Configuring Encryption

Encryption is a process that uses digital keys to encode various components—text, files, databases, passwords, applications, or network packets, for example—so that only the appropriate entity (user, system process, and so on) can decode (decrypt) the item and view, modify, or add to the data. For Cloudera CDH components, encryption can be applied at various layers of the cluster, as shown in the table:

Layer Description
Application Applied by the HDFS client software, HDFS Transparent Encryption lets you encrypt specific folders contained in HDFS. To securely store the required encryption keys, Cloudera recommends using Cloudera Navigator Key Trustee Server in conjunction with HDFS encryption. See Enabling HDFS Encryption Using Cloudera Navigator Key Trustee Server for details.

Data stored temporarily on the local filesystem outside HDFS by CDH components (including Impala, MapReduce, YARN, or HBase) can also be encrypted. See Configuring Encryption for Data Spills for details.

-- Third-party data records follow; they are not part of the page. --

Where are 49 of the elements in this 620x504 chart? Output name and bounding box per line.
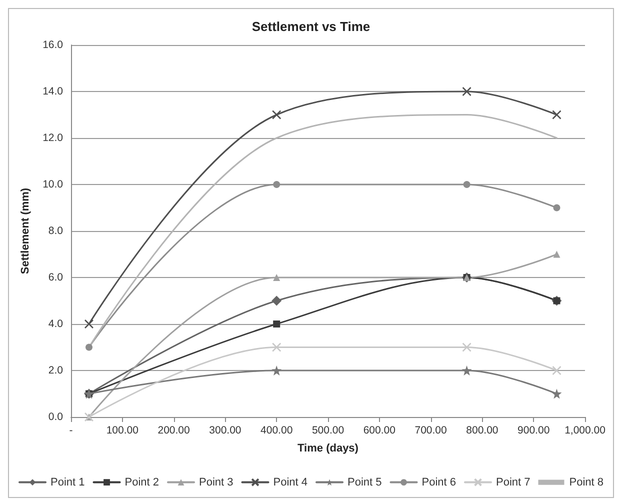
y-tick-label: 14.0 [42, 86, 64, 98]
chart-title: Settlement vs Time [252, 19, 370, 34]
y-tick-label: 12.0 [42, 132, 64, 144]
legend-label: Point 4 [273, 476, 308, 488]
y-tick-label: 8.0 [48, 225, 64, 237]
legend-label: Point 7 [496, 476, 530, 488]
point [552, 388, 562, 399]
point [462, 342, 472, 352]
point [272, 296, 282, 306]
x-tick-label: 700.00 [414, 424, 448, 436]
legend-label: Point 8 [569, 476, 604, 488]
legend-label: Point 1 [50, 476, 85, 488]
y-tick-label: 6.0 [48, 272, 64, 284]
point [84, 319, 94, 329]
legend-label: Point 2 [124, 476, 160, 488]
x-tick-label: - [69, 424, 74, 436]
y-tick-label: 4.0 [48, 318, 64, 330]
point [85, 344, 92, 351]
y-tick-label: 16.0 [42, 39, 64, 51]
y-tick-label: 10.0 [42, 178, 64, 190]
x-tick-label: 100.00 [106, 424, 139, 436]
legend-label: Point 5 [348, 476, 382, 488]
x-tick-label: 400.00 [260, 424, 293, 436]
point [463, 181, 470, 188]
x-tick-label: 500.00 [312, 424, 344, 436]
y-tick-label: 0.0 [48, 411, 64, 423]
point [273, 181, 280, 188]
point [272, 342, 282, 352]
x-tick-label: 900.00 [518, 424, 550, 436]
y-axis-title: Settlement (mm) [20, 188, 32, 274]
legend-label: Point 3 [199, 476, 234, 488]
x-tick-label: 200.00 [158, 424, 190, 436]
point [462, 366, 472, 376]
x-tick-label: 300.00 [209, 424, 242, 436]
x-tick-label: 800.00 [466, 424, 498, 436]
point [272, 366, 282, 376]
legend-label: Point 6 [422, 476, 456, 488]
point [553, 250, 560, 258]
point [272, 110, 282, 120]
x-tick-label: 600.00 [363, 424, 396, 436]
x-axis-title: Time (days) [298, 442, 359, 454]
x-tick-label: 1,000.00 [564, 424, 606, 436]
point [552, 366, 562, 376]
point [552, 110, 562, 120]
point [273, 320, 280, 328]
point [553, 204, 560, 212]
y-tick-label: 2.0 [48, 364, 64, 376]
point [462, 86, 472, 96]
point [273, 274, 280, 281]
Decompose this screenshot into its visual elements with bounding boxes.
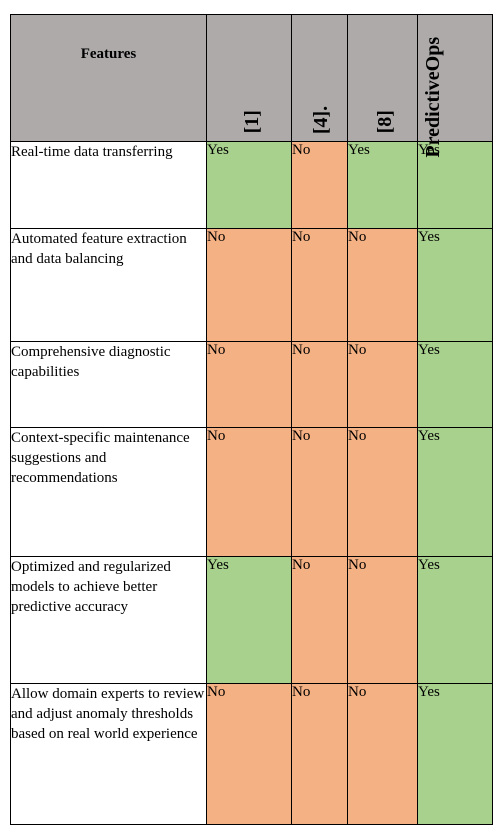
value-cell: No: [206, 341, 292, 428]
value-cell: No: [291, 341, 348, 428]
header-ref-1: [1]: [206, 14, 292, 142]
table-row: Context-specific maintenance suggestions…: [10, 427, 493, 557]
table-row: Comprehensive diagnostic capabilities No N…: [10, 341, 493, 428]
header-predictiveops: PredictiveOps: [417, 14, 493, 157]
value-cell: No: [291, 427, 348, 557]
feature-cell: Optimized and regularized models to achi…: [10, 556, 207, 684]
value-cell: No: [347, 556, 418, 684]
value-cell: Yes: [417, 683, 493, 825]
feature-cell: Context-specific maintenance suggestions…: [10, 427, 207, 557]
header-row: Features [1] [4]. [8] PredictiveOps: [10, 14, 493, 157]
value-cell: Yes: [417, 228, 493, 342]
feature-cell: Real-time data transferring: [10, 141, 207, 229]
comparison-table: Features [1] [4]. [8] PredictiveOps Real…: [10, 14, 493, 825]
feature-cell: Comprehensive diagnostic capabilities: [10, 341, 207, 428]
feature-cell: Automated feature extraction and data ba…: [10, 228, 207, 342]
value-cell: Yes: [417, 556, 493, 684]
value-cell: Yes: [417, 341, 493, 428]
table-row: Allow domain experts to review and adjus…: [10, 683, 493, 825]
value-cell: No: [206, 427, 292, 557]
value-cell: No: [347, 341, 418, 428]
header-features: Features: [10, 14, 207, 142]
value-cell: No: [291, 141, 348, 229]
header-ref-4: [4].: [291, 14, 348, 142]
value-cell: Yes: [417, 141, 493, 229]
feature-cell: Allow domain experts to review and adjus…: [10, 683, 207, 825]
value-cell: No: [291, 556, 348, 684]
header-ref-8: [8]: [347, 14, 418, 142]
table-row: Optimized and regularized models to achi…: [10, 556, 493, 684]
value-cell: No: [206, 228, 292, 342]
value-cell: No: [291, 228, 348, 342]
value-cell: No: [206, 683, 292, 825]
value-cell: Yes: [206, 556, 292, 684]
value-cell: No: [347, 228, 418, 342]
table-row: Automated feature extraction and data ba…: [10, 228, 493, 342]
value-cell: Yes: [206, 141, 292, 229]
value-cell: No: [291, 683, 348, 825]
value-cell: Yes: [347, 141, 418, 229]
value-cell: Yes: [417, 427, 493, 557]
table-row: Real-time data transferring Yes No Yes Yes: [10, 141, 493, 229]
value-cell: No: [347, 427, 418, 557]
value-cell: No: [347, 683, 418, 825]
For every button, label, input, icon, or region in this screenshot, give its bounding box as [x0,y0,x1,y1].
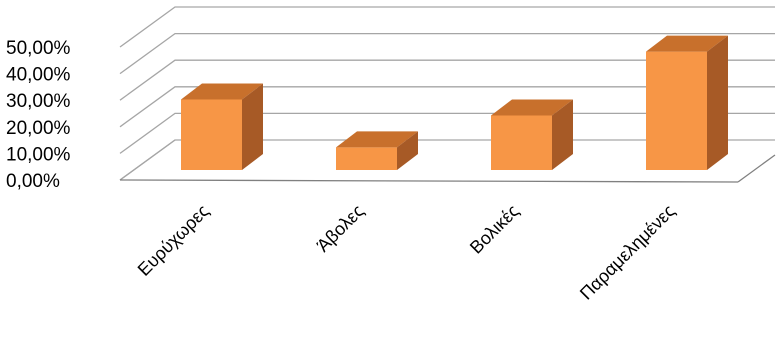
bar-front-face [646,51,707,170]
y-axis-tick-labels: 0,00% 10,00% 20,00% 30,00% 40,00% 50,00% [6,38,71,192]
bar-top-face [646,35,728,52]
gridline [119,59,775,101]
bar-front-face [491,115,552,170]
bar-side-face [397,131,418,170]
y-tick-label: 20,00% [6,118,71,139]
y-tick-label: 50,00% [6,38,71,59]
bar-front-face [336,147,397,170]
floor-left-edge [119,139,176,181]
floor-front-edge [119,179,739,183]
bar [491,99,573,170]
gridline [119,86,775,128]
category-label: Παραμελημένες [576,200,679,303]
bar-side-face [242,83,263,170]
gridline [119,112,775,154]
category-label: Ευρύχωρες [134,200,213,279]
bar [181,83,263,170]
bars [181,35,728,170]
bar [646,35,728,170]
bar-top-face [336,131,418,148]
bar-side-face [552,99,573,170]
bar-top-face [491,99,573,116]
y-tick-label: 10,00% [6,144,71,165]
x-axis-category-labels: Ευρύχωρες Άβολες Βολικές Παραμελημένες [134,200,679,303]
floor-right-edge [737,154,776,183]
category-label: Βολικές [466,200,523,257]
y-tick-label: 0,00% [6,171,60,192]
category-label: Άβολες [313,200,368,255]
y-tick-label: 40,00% [6,65,71,86]
bar [336,131,418,170]
gridlines [119,6,776,183]
y-tick-label: 30,00% [6,91,71,112]
gridline [119,6,775,48]
bar-front-face [181,99,242,170]
bar-top-face [181,83,263,100]
gridline [119,32,775,75]
bar-side-face [707,35,728,170]
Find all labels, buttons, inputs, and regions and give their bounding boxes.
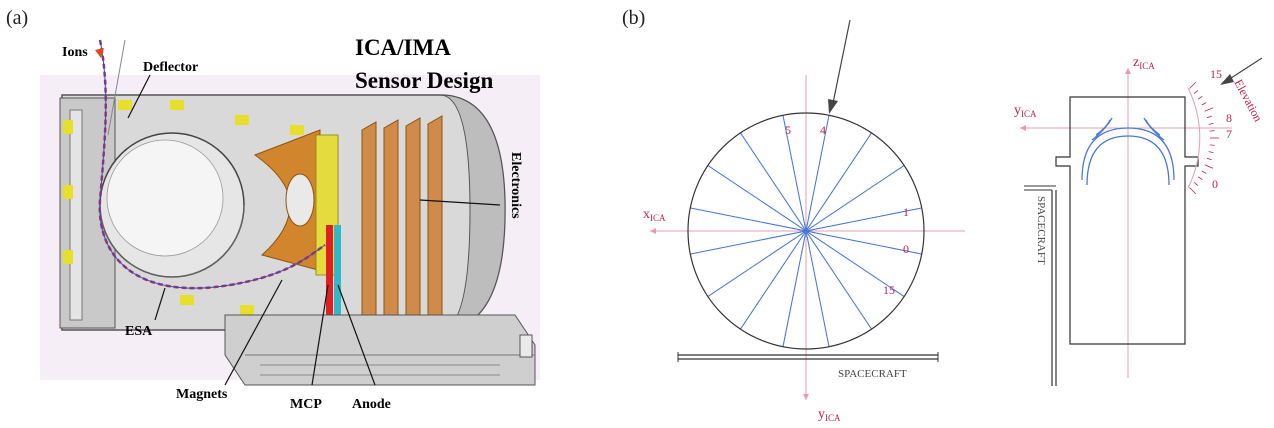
sector-15: 15 <box>883 283 895 297</box>
panel-b: (b) 5 4 1 0 15 xICA yICA <box>622 7 1265 423</box>
label-magnets: Magnets <box>176 387 228 402</box>
elevation-tick <box>1189 81 1197 89</box>
elevation-tick <box>1208 151 1214 154</box>
ion-trajectory-core <box>99 39 326 289</box>
x-axis-arrow <box>650 228 656 234</box>
sector-4: 4 <box>820 123 826 137</box>
sector-5: 5 <box>785 123 791 137</box>
elevation-tick <box>1206 115 1212 119</box>
title-line1: ICA/IMA <box>355 35 451 60</box>
elevation-tick <box>1189 187 1197 195</box>
hemisphere-arcs <box>1081 117 1175 186</box>
elevation-tick <box>1204 107 1214 112</box>
callout-lines <box>127 74 501 386</box>
elevation-incidence-arrow <box>1227 57 1263 81</box>
label-deflector: Deflector <box>143 60 198 75</box>
y-ica-label-right: yICA <box>1014 103 1037 119</box>
incidence-arrow <box>831 19 851 109</box>
elevation-7: 7 <box>1226 127 1232 141</box>
ion-arrow <box>95 48 104 58</box>
elevation-tick <box>1193 182 1199 186</box>
elevation-tick <box>1193 90 1199 94</box>
side-view: 15 8 7 0 Elevation zICA yICA SPACECRAFT <box>1014 55 1265 386</box>
x-ica-label: xICA <box>643 207 666 223</box>
y-axis-arrow <box>803 394 809 400</box>
sensor-disk <box>687 112 925 350</box>
elevation-8: 8 <box>1226 111 1232 125</box>
elevation-arc <box>1187 87 1201 189</box>
elevation-tick <box>1201 102 1207 106</box>
elevation-tick <box>1197 176 1203 181</box>
elevation-tick <box>1201 170 1207 174</box>
elevation-15: 15 <box>1210 67 1222 81</box>
label-mcp: MCP <box>290 397 322 412</box>
label-ions: Ions <box>62 45 88 60</box>
sector-1: 1 <box>903 205 909 219</box>
elevation-ticks <box>1189 81 1219 195</box>
panel-b-label: (b) <box>622 7 645 29</box>
sensor-side-outline <box>1055 96 1199 345</box>
electronics-boards <box>361 115 443 334</box>
z-ica-label: zICA <box>1133 55 1155 71</box>
y-axis-arrow-right <box>1020 125 1026 131</box>
panel-a-label: (a) <box>6 7 28 29</box>
incidence-line <box>107 39 126 136</box>
mounting-rail <box>224 314 536 386</box>
z-axis-arrow <box>1125 68 1131 74</box>
label-anode: Anode <box>352 397 391 412</box>
incidence-arrowhead <box>828 99 838 114</box>
elevation-label: Elevation <box>1231 77 1265 124</box>
label-esa: ESA <box>125 324 153 339</box>
spacecraft-label-left: SPACECRAFT <box>838 368 907 380</box>
disk-center <box>803 228 809 234</box>
elevation-tick <box>1206 157 1212 161</box>
y-ica-label-left: yICA <box>818 407 841 423</box>
anode-plate <box>334 225 341 320</box>
panel-a: (a) <box>6 7 540 412</box>
sector-view: 5 4 1 0 15 xICA yICA SPACECRAFT <box>643 19 965 423</box>
label-electronics: Electronics <box>508 152 523 219</box>
elevation-incidence-arrowhead <box>1220 74 1234 85</box>
spacecraft-label-right: SPACECRAFT <box>1035 196 1047 265</box>
esa-sphere <box>99 132 245 278</box>
elevation-tick <box>1204 164 1214 169</box>
magnet-assembly <box>253 129 339 276</box>
sector-0: 0 <box>903 242 909 256</box>
elevation-tick <box>1197 95 1203 100</box>
title-line2: Sensor Design <box>355 68 493 93</box>
mcp-plate <box>326 225 333 320</box>
elevation-0: 0 <box>1212 177 1218 191</box>
elevation-tick <box>1208 122 1214 125</box>
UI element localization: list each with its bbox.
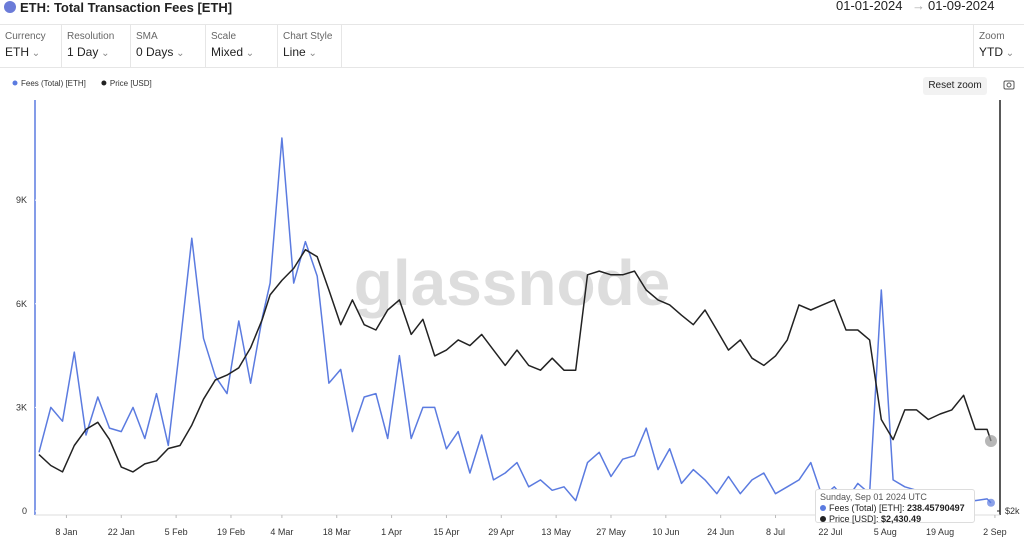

Operating System At the Linux OS filesystem layer, encryption can be applied to an entire volume. For example, Cloudera Navigator Encrypt can encrypt data inside and outside HDFS, such as temp/spill files, configuration files, and databases that store metadata associated with a CDH cluster. Navigator Encrypt requires a license for Cloudera Navigator and must be configured to use Navigator Key Trustee Server.
Network Network communications between client processes and server processes (HTTP, RPC, or TCP/IP services) can be encrypted using industry-standard TLS/SSL as detailed in TLS/SSL Overview. See How to Configure TLS Encryption for Cloudera Manager for a step-by-step configuration guide.

This section shows you how to configure the various types of encryption for a Cloudera cluster, starting with network encryption over TLS/SSL. Later sections show you how to configure data-at-rest encryption using two complementary mechanisms, HDFS Transparent Encryption and Cloudera Navigator Encrypt.